Easier Readability Touted for Privacy Notices
Privacy notices should be written in plain English, simple for consumers to understand, and in a font and type point size that matches their surrounding text.
That's the conclusion of numerous governmental agencies, non-profit organizations and businesses that met in Washington, D.C., last week at the behest of the Federal Trade Commission. Panelists discussed ways in which enterprises can improve the readability and accessibility of their privacy policies and notices published both online and offline.
The workshop, entitled "Get Noticed: Effective Financial Privacy Notices," was designed to help companies better comply with the Gramm-Leach-Bliley Act of 1999 (GLB), which requires that financial institutions issue privacy notices to their customers and provide them with the opportunity to opt-out of marketing campaigns.
The workshop's panelists offered numerous case studies of well-written and -designed GLB privacy notifications.
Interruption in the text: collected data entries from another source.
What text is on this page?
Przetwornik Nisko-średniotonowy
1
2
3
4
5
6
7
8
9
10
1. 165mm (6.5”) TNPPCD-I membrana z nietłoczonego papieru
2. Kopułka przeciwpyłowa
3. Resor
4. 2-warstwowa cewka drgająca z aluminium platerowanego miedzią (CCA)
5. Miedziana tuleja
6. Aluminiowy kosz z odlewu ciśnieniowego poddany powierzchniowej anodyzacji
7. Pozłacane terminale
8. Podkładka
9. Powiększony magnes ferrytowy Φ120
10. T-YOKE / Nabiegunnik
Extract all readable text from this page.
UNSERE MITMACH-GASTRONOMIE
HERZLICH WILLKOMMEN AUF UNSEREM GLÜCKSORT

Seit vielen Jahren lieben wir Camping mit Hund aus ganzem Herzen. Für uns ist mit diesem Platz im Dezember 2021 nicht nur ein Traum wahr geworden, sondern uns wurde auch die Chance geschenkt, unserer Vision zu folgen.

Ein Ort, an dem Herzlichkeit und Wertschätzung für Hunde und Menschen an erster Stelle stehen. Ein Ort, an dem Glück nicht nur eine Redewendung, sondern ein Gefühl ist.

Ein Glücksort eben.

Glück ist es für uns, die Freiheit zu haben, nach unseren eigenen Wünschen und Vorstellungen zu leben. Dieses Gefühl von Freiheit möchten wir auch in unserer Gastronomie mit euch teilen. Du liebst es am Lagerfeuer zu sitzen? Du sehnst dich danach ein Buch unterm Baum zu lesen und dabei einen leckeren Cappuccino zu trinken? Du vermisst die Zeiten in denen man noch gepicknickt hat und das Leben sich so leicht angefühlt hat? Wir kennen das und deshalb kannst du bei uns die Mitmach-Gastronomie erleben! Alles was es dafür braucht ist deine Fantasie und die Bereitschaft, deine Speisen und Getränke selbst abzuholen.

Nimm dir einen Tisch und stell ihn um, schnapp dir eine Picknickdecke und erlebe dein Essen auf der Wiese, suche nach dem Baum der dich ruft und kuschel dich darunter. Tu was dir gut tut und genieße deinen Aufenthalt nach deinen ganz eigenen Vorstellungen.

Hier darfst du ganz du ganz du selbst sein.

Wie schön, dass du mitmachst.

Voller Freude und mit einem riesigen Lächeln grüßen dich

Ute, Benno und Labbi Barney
In general, those that were written in plain English, not legalese, and were included in well-designed and colorful brochures were deemed by the workshop's panelists as the most successful customer communications vehicles.
While the panelists said such strategies were effective for GLB compliance, they noted that the readability issues also were pertinent to all businesses and non-profit groups that draft privacy policies and notices.
At the workshop, The Direct Marketing Association (DMA) unveiled its new policy generator to help financial services marketers better design their GLB notices. "The added bonus of easier readability will help us all,"said Patricia Faley, The DMA's vice president of ethics and consumer affairs. The generator is free to DMA members, and is available from its Web site: www.the-dma.org.